Ao receber das mãos dos Lipikas o molde — ou, mais uma vez, a "privação de matéria" — os Marajás escolhem, para a composição do duplo etéreo, os elementos apropriados às qualidades de que ele deve ser a expressão, e este duplo etéreo converte-se assim num instrumento kármico adequado ao Ego, a quem dá, ao mesmo tempo, o meio de exprimir as faculdades que ele evoluiu, e as restrições que, com as faltas passadas e com a negligência no aproveitamento das ocasiões favoráveis, ele impôs a si mesmo. Os Marajás guiam este molde para o país, raça, família e meio social que ofereçam o terreno mais favorável para a execução do Prabdah, isto é, daquela porção do Karma que cabe a cada Ego no primeiro período da sua existência. Uma única existência não basta para esgotar todo o Karma acumulado no passado. Seria impossível fabricar um instrumento ou encontrar um meio que permitisse exprimir todas as faculdades lentamente desenvolvidas pelo Ego, que obedecesse a todas as circunstâncias necessárias à colheita de todas as sementeiras semeadas no passado, e encerrasse todas as possibilidades de cumprimento de todas as obrigações que a Alma, chamada à encarnação, contraiu com cada Ego, com quem entrou em contato no decurso da sua longa evolução. É, portanto, uma porção apenas do Karma total que pode ser destinada a um único período de existência e que encontra um duplo etéreo apropriado.

Chegado ao terreno apropriado, o molde deste duplo etéreo, é colocado onde o Ego melhor possa entrar tem relações com alguns dos Egos que conheceu no passado, Egos que ou estão também encarnados ou vão sê-lo no respectivo período de existência.

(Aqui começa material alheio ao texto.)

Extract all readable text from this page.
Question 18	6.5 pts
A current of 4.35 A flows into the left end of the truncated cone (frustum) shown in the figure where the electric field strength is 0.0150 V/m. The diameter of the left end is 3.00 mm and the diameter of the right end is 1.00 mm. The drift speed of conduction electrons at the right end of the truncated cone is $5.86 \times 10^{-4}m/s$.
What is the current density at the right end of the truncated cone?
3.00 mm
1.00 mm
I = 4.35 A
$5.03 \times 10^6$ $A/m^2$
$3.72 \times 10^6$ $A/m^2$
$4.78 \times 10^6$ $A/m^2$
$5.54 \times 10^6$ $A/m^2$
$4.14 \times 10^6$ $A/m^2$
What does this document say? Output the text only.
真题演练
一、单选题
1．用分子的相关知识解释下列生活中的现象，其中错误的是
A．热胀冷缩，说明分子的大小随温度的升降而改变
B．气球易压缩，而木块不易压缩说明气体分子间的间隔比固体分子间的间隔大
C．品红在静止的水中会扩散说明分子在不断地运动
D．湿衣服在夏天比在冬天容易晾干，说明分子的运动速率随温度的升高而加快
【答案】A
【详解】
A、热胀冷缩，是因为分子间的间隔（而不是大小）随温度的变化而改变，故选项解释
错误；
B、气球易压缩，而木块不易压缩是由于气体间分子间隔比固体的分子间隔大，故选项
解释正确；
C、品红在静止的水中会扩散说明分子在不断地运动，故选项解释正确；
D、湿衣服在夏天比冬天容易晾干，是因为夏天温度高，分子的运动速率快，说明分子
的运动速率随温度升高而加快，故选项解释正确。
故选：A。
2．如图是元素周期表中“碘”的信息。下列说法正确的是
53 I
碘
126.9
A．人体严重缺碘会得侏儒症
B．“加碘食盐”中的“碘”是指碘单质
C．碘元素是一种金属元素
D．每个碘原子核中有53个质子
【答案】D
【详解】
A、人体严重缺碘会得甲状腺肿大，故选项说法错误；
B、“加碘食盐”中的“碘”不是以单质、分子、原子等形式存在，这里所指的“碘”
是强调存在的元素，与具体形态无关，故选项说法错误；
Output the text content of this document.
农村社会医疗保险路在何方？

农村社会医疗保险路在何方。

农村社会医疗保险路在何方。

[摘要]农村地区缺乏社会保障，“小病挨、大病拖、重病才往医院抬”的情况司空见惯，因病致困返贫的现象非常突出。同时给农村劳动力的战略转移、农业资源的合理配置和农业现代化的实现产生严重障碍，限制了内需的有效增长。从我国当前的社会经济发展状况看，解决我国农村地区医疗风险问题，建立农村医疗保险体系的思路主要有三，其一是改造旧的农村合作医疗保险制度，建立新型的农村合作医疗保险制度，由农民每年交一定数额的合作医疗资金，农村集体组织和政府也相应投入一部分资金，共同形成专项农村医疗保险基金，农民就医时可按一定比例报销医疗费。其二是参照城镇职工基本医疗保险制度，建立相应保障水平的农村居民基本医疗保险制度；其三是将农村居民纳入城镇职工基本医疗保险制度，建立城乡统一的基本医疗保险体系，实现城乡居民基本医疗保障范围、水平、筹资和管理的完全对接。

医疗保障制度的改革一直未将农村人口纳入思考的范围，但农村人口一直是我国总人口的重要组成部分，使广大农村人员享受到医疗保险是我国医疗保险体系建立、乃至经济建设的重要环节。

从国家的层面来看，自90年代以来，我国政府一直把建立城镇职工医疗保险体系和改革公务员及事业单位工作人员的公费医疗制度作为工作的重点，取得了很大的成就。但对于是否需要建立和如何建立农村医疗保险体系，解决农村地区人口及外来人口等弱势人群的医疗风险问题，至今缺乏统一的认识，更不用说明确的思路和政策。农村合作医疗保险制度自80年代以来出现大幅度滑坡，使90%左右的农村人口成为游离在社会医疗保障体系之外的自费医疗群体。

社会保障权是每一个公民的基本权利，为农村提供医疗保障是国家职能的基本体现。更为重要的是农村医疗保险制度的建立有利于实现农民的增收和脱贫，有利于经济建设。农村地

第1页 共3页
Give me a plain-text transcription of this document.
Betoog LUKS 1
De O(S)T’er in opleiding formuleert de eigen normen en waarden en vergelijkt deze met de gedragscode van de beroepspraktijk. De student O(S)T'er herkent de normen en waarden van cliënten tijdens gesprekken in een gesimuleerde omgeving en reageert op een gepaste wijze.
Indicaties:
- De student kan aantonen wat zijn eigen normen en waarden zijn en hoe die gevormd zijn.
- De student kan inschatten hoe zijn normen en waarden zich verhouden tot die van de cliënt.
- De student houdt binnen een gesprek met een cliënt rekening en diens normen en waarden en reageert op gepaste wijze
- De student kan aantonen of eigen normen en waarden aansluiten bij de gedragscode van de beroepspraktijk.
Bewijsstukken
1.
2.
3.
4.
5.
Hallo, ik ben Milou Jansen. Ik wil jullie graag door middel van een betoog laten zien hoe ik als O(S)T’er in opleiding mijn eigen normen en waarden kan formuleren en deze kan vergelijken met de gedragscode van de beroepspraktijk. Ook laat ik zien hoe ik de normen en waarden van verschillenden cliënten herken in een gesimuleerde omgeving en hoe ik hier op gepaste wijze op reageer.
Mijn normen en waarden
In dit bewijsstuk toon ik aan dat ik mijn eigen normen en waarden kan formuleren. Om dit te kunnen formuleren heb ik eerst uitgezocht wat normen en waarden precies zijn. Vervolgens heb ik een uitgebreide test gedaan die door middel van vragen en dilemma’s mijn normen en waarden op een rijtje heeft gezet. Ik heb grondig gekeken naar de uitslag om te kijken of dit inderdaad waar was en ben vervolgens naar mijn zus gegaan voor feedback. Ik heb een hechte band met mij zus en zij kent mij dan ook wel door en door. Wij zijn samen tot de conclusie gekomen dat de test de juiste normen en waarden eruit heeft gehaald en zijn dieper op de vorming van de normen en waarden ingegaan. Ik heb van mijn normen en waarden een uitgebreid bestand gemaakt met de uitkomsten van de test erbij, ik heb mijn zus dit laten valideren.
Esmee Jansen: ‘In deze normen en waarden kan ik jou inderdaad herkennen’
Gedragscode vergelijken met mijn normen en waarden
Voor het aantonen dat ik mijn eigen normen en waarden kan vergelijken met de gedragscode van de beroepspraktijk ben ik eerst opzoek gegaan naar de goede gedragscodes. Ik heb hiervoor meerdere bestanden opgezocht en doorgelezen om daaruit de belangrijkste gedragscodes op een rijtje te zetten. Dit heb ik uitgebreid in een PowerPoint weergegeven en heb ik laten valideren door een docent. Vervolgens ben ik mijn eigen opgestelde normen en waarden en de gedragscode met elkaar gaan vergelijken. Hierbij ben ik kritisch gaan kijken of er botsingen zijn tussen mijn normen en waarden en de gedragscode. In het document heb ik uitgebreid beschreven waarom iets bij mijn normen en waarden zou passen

O país foi escolhido de maneira a que nele se encontrem condições religiosas, políticas e sociais apropriadas a certas das suas capacidades e compatíveis com a ocorrência de determinados efeitos gerados por ela. A raça é tal que — embora submetida também às leis mais gerais da encarnação nas raças, leis de que não se trata aqui — apresenta os característicos análogos a certas faculdades prestes a desabrocharem, e cujo tipo se quadre com a alma em via de reencarnação. Quanto à família, é escolhida uma, cuja hereditariedade física fez evoluir a espécie de materiais físicos que, reunidos no duplo etéreo, adaptem-se à sua constituição; uma família cuja organização material, geral ou particular, deixa o campo livre ao jogo das naturezas passional e mental do Ego.

Entre as múltiplas qualidades da alma e os múltiplos tipos físicos que existem no mundo, a escolha pode fazer-se de modo que se consiga uma adaptação perfeita entre uns e outros: é fácil conseguir para o Ego um invólucro que lhe sirva, um instrumento e um campo de ação que lhe permitam fazer evoluir uma parte do Karma.

Apesar de insondáveis para os nossos fracos meios de compreensão, o conhecimento e o poder necessários para estas adaptações não é, contudo, difícil entrever, ainda que confusamente, a possibilidade de sua realização, obedecendo a um plano de equidade e justiça perfeitas.

Não há dúvida de que a trama de um destino humano deve ser composta de um número inumerável de fios que, no seu conjunto hão de formar um desenho de uma pasmosa complicação. Fios que faltam, porque ficaram sob a urdidura, outros que aparecem repentinamente, todos eles obedecem à lançadeira, que a devido tempo os chamará a cooperar na execução perfeita do tecido. Para nós que, a olho nu, apenas vemos uma parte desse tecido, o destino pode-nos escapar, mas como diz o sábio Jâmblico:

Aquilo que nos parece ser uma definição exata da justiça não tem o mesmo aspecto para os Deuses. Com efeito, nós, vendo apenas a parte que está perto de nós, apenas fixamos a atenção nas coisas do presente, nesta vida de um momento, e na forma com que ela subsiste. Pelo contrário, os Poderes que estão acima de nós conhecem o conjunto da vida da Alma e todas as suas existências anteriores(7).

A certeza de que "o mundo é regido pela justiça perfeita", radica-se à medida que aumenta o conhecimento da Alma em evolução. Efetivamente, à medida que a alma progride e começa a ver nos planos elevados e a transmitir à consciência desperta o que sabe, vamos nós aprendendo com uma certeza sempre crescente, e, por conseqüência, com alegria, que a boa lei atua com uma invariável, que os seus agentes a aplicam em toda a parte, de uma maneira infalível, com uma força invencível, e que tudo neste mundo, onde as Almas lutam, é pelo melhor.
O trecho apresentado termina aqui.